Le visage de l’homme se fripe d’angoisse, mais Tal ne se laissera pas arrêter. Eil se sent plein d’une rage rouge. Eil saisit l’argent, se penche par-dessus la table pour déchirer le papier de la trahison au visage de l’homme. Celui-ci lève les mains, se détourne, mais ne peut se défendre.
« Ne bouge plus, Tal », dit une voix. Un éclair. Tranh se tient au bout de la table, campé sur ses pieds écartés, le palmeur-appareil photo fermement soutenu de la main droite. « On en fait une autre. » Flash. L’homme se cache le visage dans les mains, cherche un moyen de s’enfuir, mais Tranh est accompagné de gros bras en costume. « Je vais te dire pour qui il se prend, cho chweet. Ce type, c’est Shahîn Badûr Khan, le chef de cabinet de Sajida Rânâ. Et je suis vraiment désolé, mon tout beau, vraiment désolé que ç’ait dû être toi. Rien de personnel, je te prie de me croire. La politique. La foutue politique. Vraiment désolé, Tal. » Tranh referme le palmeur, hésite, la main pressée sur la bouche comme pour refréner un secret écœurant. « Tal, quitte Vârânacî. Tu as été manipulé depuis le début. On m’a envoyé chercher quelqu’un comme toi, tu étais nouveau et innocent, on peut tout à fait se passer de toi. Va-t’en. » Les gros bras lui font redescendre les escaliers, oiseau-mouche assiégé par les corbeaux.

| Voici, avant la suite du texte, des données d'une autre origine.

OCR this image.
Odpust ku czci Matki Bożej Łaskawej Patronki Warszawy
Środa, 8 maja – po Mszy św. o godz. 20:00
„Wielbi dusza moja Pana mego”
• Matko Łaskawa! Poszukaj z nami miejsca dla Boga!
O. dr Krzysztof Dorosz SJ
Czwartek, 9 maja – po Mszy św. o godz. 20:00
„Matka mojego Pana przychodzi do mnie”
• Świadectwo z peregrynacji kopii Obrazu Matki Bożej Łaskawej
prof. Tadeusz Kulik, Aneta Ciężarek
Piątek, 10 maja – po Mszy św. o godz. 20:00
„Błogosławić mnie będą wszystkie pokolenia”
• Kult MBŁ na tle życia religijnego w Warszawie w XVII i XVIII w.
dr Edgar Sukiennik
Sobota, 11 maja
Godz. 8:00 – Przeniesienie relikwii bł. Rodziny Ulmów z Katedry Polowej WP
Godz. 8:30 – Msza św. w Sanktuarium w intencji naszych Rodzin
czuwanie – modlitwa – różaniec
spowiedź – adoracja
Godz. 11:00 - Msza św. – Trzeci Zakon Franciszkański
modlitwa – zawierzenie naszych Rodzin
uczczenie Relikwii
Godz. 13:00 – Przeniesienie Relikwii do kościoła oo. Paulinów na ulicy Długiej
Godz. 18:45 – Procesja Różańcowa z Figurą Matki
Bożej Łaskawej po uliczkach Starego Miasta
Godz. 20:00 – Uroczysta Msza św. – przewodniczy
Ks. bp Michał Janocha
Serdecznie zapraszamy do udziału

Nadja Askarzadah fait de la marche rapide avec ses amies. En haut court, short encore plus court et niou-chaussures qui vous tripotent les pieds et se souviennent de la sensation. Elle les a achetées avec l’argent que lui ont rapporté les clichés du râthayâtra. Elle a aussi acheté beaucoup d’autres choses avec. Pour elle, et pour ses amies, afin qu’elles restent des amies. Les relations de Nadja Askarzadah ont toujours été contractuelles.

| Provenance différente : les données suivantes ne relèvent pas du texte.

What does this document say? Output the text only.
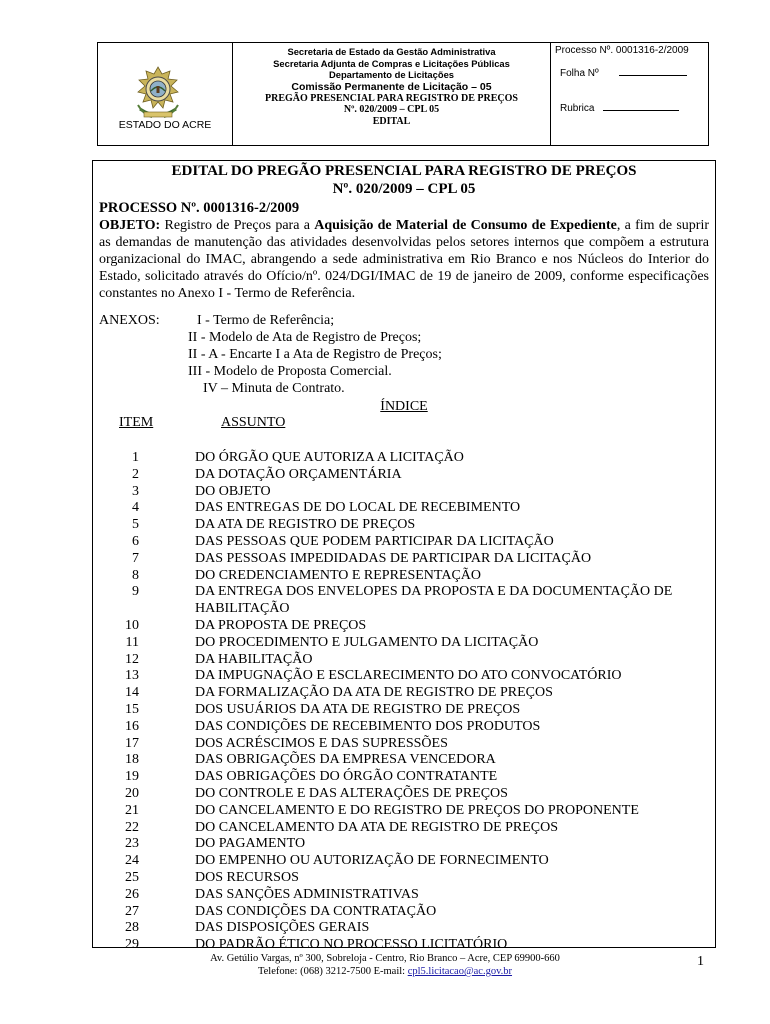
ESTADO DO ACRE
Secretaria de Estado da Gestão Administrativa
Secretaria Adjunta de Compras e Licitações Públicas
Departamento de Licitações
Comissão Permanente de Licitação – 05
PREGÃO PRESENCIAL PARA REGISTRO DE PREÇOS
Nº. 020/2009 – CPL 05
EDITAL
Processo Nº. 0001316-2/2009
Folha Nº
Rubrica
EDITAL DO PREGÃO PRESENCIAL PARA REGISTRO DE PREÇOS
Nº. 020/2009 – CPL 05
PROCESSO Nº. 0001316-2/2009
OBJETO: Registro de Preços para a Aquisição de Material de Consumo de Expediente, a fim de suprir as demandas de manutenção das atividades desenvolvidas pelos setores internos que compõem a estrutura organizacional do IMAC, abrangendo a sede administrativa em Rio Branco e nos Núcleos do Interior do Estado, solicitado através do Ofício/nº. 024/DGI/IMAC de 19 de janeiro de 2009, conforme especificações constantes no Anexo I - Termo de Referência.
ANEXOS:	I - Termo de Referência;
II - Modelo de Ata de Registro de Preços;
II - A - Encarte I a Ata de Registro de Preços;
III - Modelo de Proposta Comercial.
IV – Minuta de Contrato.
ÍNDICE
ITEM	ASSUNTO
1	DO ÓRGÃO QUE AUTORIZA A LICITAÇÃO
2	DA DOTAÇÃO ORÇAMENTÁRIA
3	DO OBJETO
4	DAS ENTREGAS DE DO LOCAL DE RECEBIMENTO
5	DA ATA DE REGISTRO DE PREÇOS
6	DAS PESSOAS QUE PODEM PARTICIPAR DA LICITAÇÃO
7	DAS PESSOAS IMPEDIDADAS DE PARTICIPAR DA LICITAÇÃO
8	DO CREDENCIAMENTO E REPRESENTAÇÃO
9	DA ENTREGA DOS ENVELOPES DA PROPOSTA E DA DOCUMENTAÇÃO DE HABILITAÇÃO
10	DA PROPOSTA DE PREÇOS
11	DO PROCEDIMENTO E JULGAMENTO DA LICITAÇÃO
12	DA HABILITAÇÃO
13	DA IMPUGNAÇÃO E ESCLARECIMENTO DO ATO CONVOCATÓRIO
14	DA FORMALIZAÇÃO DA ATA DE REGISTRO DE PREÇOS
15	DOS USUÁRIOS DA ATA DE REGISTRO DE PREÇOS
16	DAS CONDIÇÕES DE RECEBIMENTO DOS PRODUTOS
17	DOS ACRÉSCIMOS E DAS SUPRESSÕES
18	DAS OBRIGAÇÕES DA EMPRESA VENCEDORA
19	DAS OBRIGAÇÕES DO ÓRGÃO CONTRATANTE
20	DO CONTROLE E DAS ALTERAÇÕES DE PREÇOS
21	DO CANCELAMENTO E DO REGISTRO DE PREÇOS DO PROPONENTE
22	DO CANCELAMENTO DA ATA DE REGISTRO DE PREÇOS
23	DO PAGAMENTO
24	DO EMPENHO OU AUTORIZAÇÃO DE FORNECIMENTO
25	DOS RECURSOS
26	DAS SANÇÕES ADMINISTRATIVAS
27	DAS CONDIÇÕES DA CONTRATAÇÃO
28	DAS DISPOSIÇÕES GERAIS
29	DO PADRÃO ÉTICO NO PROCESSO LICITATÓRIO
Av. Getúlio Vargas, nº 300, Sobreloja - Centro, Rio Branco – Acre, CEP 69900-660
Telefone: (068) 3212-7500 E-mail: cpl5.licitacao@ac.gov.br
1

Les filles effectuent cette marche avant le petit-déjeuner chaque mardi et chaque jeudi depuis que Nadja a rejoint la bande de l’Imperial International. Ce matin-là, elle en a besoin. Tout le monde s’est déchiré au champagne Omar Khayyâm la veille au soir. Venu à contrecœur la féliciter de son succès journalistique, Bernard a passé le reste de la soirée à parler de représentation, de polyvers épistémiques et de la seule réaction intellectuelle possible qui consistait à considérer tout cela comme un épisode de Town and Country, pas moins et certainement pas plus, le soapi en développement perpétuel auquel on ne peut jamais donner une conclusion dramatique, quelqu’un avait-il la moindre preuve que Sajida Rânâ s’était bel et bien rendue sur le Kundâ Khâdar, à part les images de la télé ? Quant à N.K. Jîvanjî, eh bien, comme dans cette bonne blague politique, tout le monde l’a vu mais personne ne se souvient l’avoir rencontré ; le mariage imminent d’Aparna Chaula et d’Ajaï Nadiadwala avait au moins la crédibilité du kitsch. Mais il se réjouissait du succès de Nadja, vraiment, parce qu’elle comprenait désormais l’énergie totalisante de la guerre.